Pourtant tout était déjà là : l'inspiration, le sens mélodique, le son...
Le perfectionnisme obsessionnel de Corgan atteint un premier sommet ici. La rumeur veut qu’il ait réenregistré la quasi-totalité des parties de guitare lui-même, poussant l’ingénieur du son et le batteur Jimmy Chamberlin à leurs limites.
Ce souci maniaque du détail ne fait pas que nourrir les tensions internes du groupe ; il forge aussi une esthétique précise, baroque, où chaque riff de guitare, chaque arpège, chaque montée de batterie est ciselée au scalpel.
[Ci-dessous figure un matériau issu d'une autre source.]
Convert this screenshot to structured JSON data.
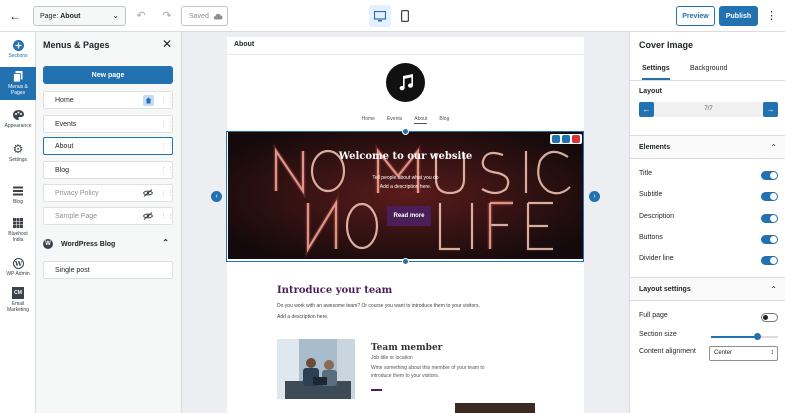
{
  "topbar": {
    "page_select_label": "Page:",
    "page_select_value": "About",
    "saved_label": "Saved",
    "preview_label": "Preview",
    "publish_label": "Publish"
  },
  "rail": {
    "items": [
      {
        "label": "Sections",
        "icon": "plus-circle-icon"
      },
      {
        "label": "Menus & Pages",
        "icon": "pages-icon"
      },
      {
        "label": "Appearance",
        "icon": "palette-icon"
      },
      {
        "label": "Settings",
        "icon": "gear-icon"
      },
      {
        "label": "Blog",
        "icon": "blog-icon"
      },
      {
        "label": "Bluehost India",
        "icon": "grid-icon"
      },
      {
        "label": "WP Admin",
        "icon": "wordpress-icon"
      },
      {
        "label": "Email Marketing",
        "icon": "cm-icon"
      }
    ]
  },
  "panel": {
    "title": "Menus & Pages",
    "new_page_label": "New page",
    "pages": [
      {
        "label": "Home"
      },
      {
        "label": "Events"
      },
      {
        "label": "About"
      },
      {
        "label": "Blog"
      },
      {
        "label": "Privacy Policy"
      },
      {
        "label": "Sample Page"
      }
    ],
    "wp_blog_label": "WordPress Blog",
    "wp_pages": [
      {
        "label": "Single post"
      }
    ]
  },
  "canvas": {
    "page_heading": "About",
    "nav": [
      "Home",
      "Events",
      "About",
      "Blog"
    ],
    "cover_title": "Welcome to our website",
    "cover_subtitle": "Tell people about what you do",
    "cover_description": "Add a description here.",
    "cover_button": "Read more",
    "team_title": "Introduce your team",
    "team_intro_1": "Do you work with an awesome team? Or course you want to introduce them to your visitors.",
    "team_intro_2": "Add a description here.",
    "member_name": "Team member",
    "member_job": "Job title or location",
    "member_desc": "Write something about this member of your team to introduce them to your visitors."
  },
  "rpanel": {
    "title": "Cover Image",
    "tabs": [
      "Settings",
      "Background"
    ],
    "layout_label": "Layout",
    "layout_value": "7/7",
    "elements_label": "Elements",
    "elements": [
      {
        "label": "Title",
        "on": true
      },
      {
        "label": "Subtitle",
        "on": true
      },
      {
        "label": "Description",
        "on": true
      },
      {
        "label": "Buttons",
        "on": true
      },
      {
        "label": "Divider line",
        "on": true
      }
    ],
    "layout_settings_label": "Layout settings",
    "full_page_label": "Full page",
    "full_page_on": false,
    "section_size_label": "Section size",
    "section_size_value": 0.68,
    "content_alignment_label": "Content alignment",
    "content_alignment_value": "Center"
  },
  "colors": {
    "accent": "#2271b1",
    "brand_purple": "#4a1f57"
  }
}
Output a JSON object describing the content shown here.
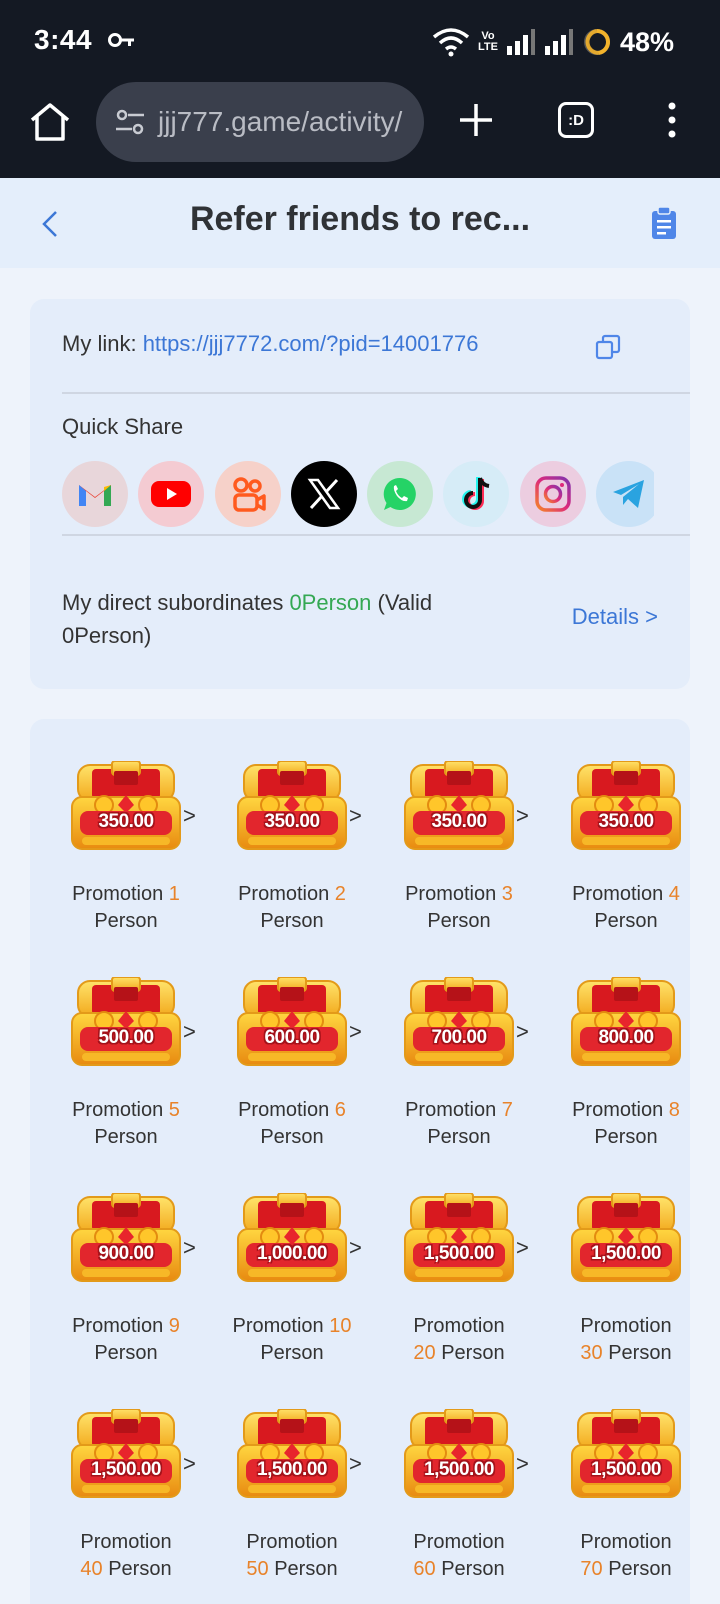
{
  "status_bar": {
    "time": "3:44",
    "network_label_top": "Vo",
    "network_label_bottom": "LTE",
    "battery": "48%"
  },
  "browser": {
    "url": "jjj777.game/activity/",
    "tab_label": ":D"
  },
  "header": {
    "title": "Refer friends to rec..."
  },
  "link_card": {
    "my_link_label": "My link:",
    "my_link_url": "https://jjj7772.com/?pid=14001776",
    "quick_share_label": "Quick Share",
    "share_targets": [
      "gmail",
      "youtube",
      "kuaishou",
      "x",
      "whatsapp",
      "tiktok",
      "instagram",
      "telegram"
    ],
    "subs_prefix": "My direct subordinates ",
    "subs_count": "0Person",
    "subs_suffix": " (Valid 0Person)",
    "details_label": "Details >"
  },
  "rewards": [
    {
      "amount": "350.00",
      "label": "Promotion",
      "count": "1",
      "unit": "Person"
    },
    {
      "amount": "350.00",
      "label": "Promotion",
      "count": "2",
      "unit": "Person"
    },
    {
      "amount": "350.00",
      "label": "Promotion",
      "count": "3",
      "unit": "Person"
    },
    {
      "amount": "350.00",
      "label": "Promotion",
      "count": "4",
      "unit": "Person"
    },
    {
      "amount": "500.00",
      "label": "Promotion",
      "count": "5",
      "unit": "Person"
    },
    {
      "amount": "600.00",
      "label": "Promotion",
      "count": "6",
      "unit": "Person"
    },
    {
      "amount": "700.00",
      "label": "Promotion",
      "count": "7",
      "unit": "Person"
    },
    {
      "amount": "800.00",
      "label": "Promotion",
      "count": "8",
      "unit": "Person"
    },
    {
      "amount": "900.00",
      "label": "Promotion",
      "count": "9",
      "unit": "Person"
    },
    {
      "amount": "1,000.00",
      "label": "Promotion",
      "count": "10",
      "unit": "Person"
    },
    {
      "amount": "1,500.00",
      "label": "Promotion",
      "count": "20",
      "unit": "Person"
    },
    {
      "amount": "1,500.00",
      "label": "Promotion",
      "count": "30",
      "unit": "Person"
    },
    {
      "amount": "1,500.00",
      "label": "Promotion",
      "count": "40",
      "unit": "Person"
    },
    {
      "amount": "1,500.00",
      "label": "Promotion",
      "count": "50",
      "unit": "Person"
    },
    {
      "amount": "1,500.00",
      "label": "Promotion",
      "count": "60",
      "unit": "Person"
    },
    {
      "amount": "1,500.00",
      "label": "Promotion",
      "count": "70",
      "unit": "Person"
    }
  ],
  "arrow_glyph": ">",
  "colors": {
    "accent_blue": "#3c77d6",
    "green": "#34a853",
    "orange": "#e8832a",
    "dark_bar": "#141923"
  }
}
Siamese Dream explore la souffrance, l’angoisse existentielle et la nostalgie avec une intensité palpable. Des morceaux comme “Disarm”, “Mayonaise” ou “Hummer” traduisent cette ambition, cette volonté de transcender le mal-être adolescent/adulescent.
Au-delà de ses compositions mélodiques et de ses arrangements luxuriants, Siamese Dream c'est aussi une signature sonore à savoir (pour l'essentiel) : la saturation massive et boueuse produite par la pédale de préamplification : Big Muff (Electro-Harmonix).
Sur des morceaux comme "Cherub Rock" ou "Rocket", le son fuzz est à la fois ample, compressé mais, pour autant, étonnamment bien contrôlé.
D'une certaine manière, c'est le matériel (ultra typé) qui dicte les compositions, les notes, les accords ; parce que Billy Corgan avait déniché dans une boutique ce préampli au son unique il a composé en fonction de lui.
Et les compositions en cause sont....sublimes ; personne ne fera mieux avec ce préampli.
En synthèse : plus que le simple prédécesseur de Mellon Collies, Siamese Dream est un monument sonore, un monument du grunge et finalement un monument tout court.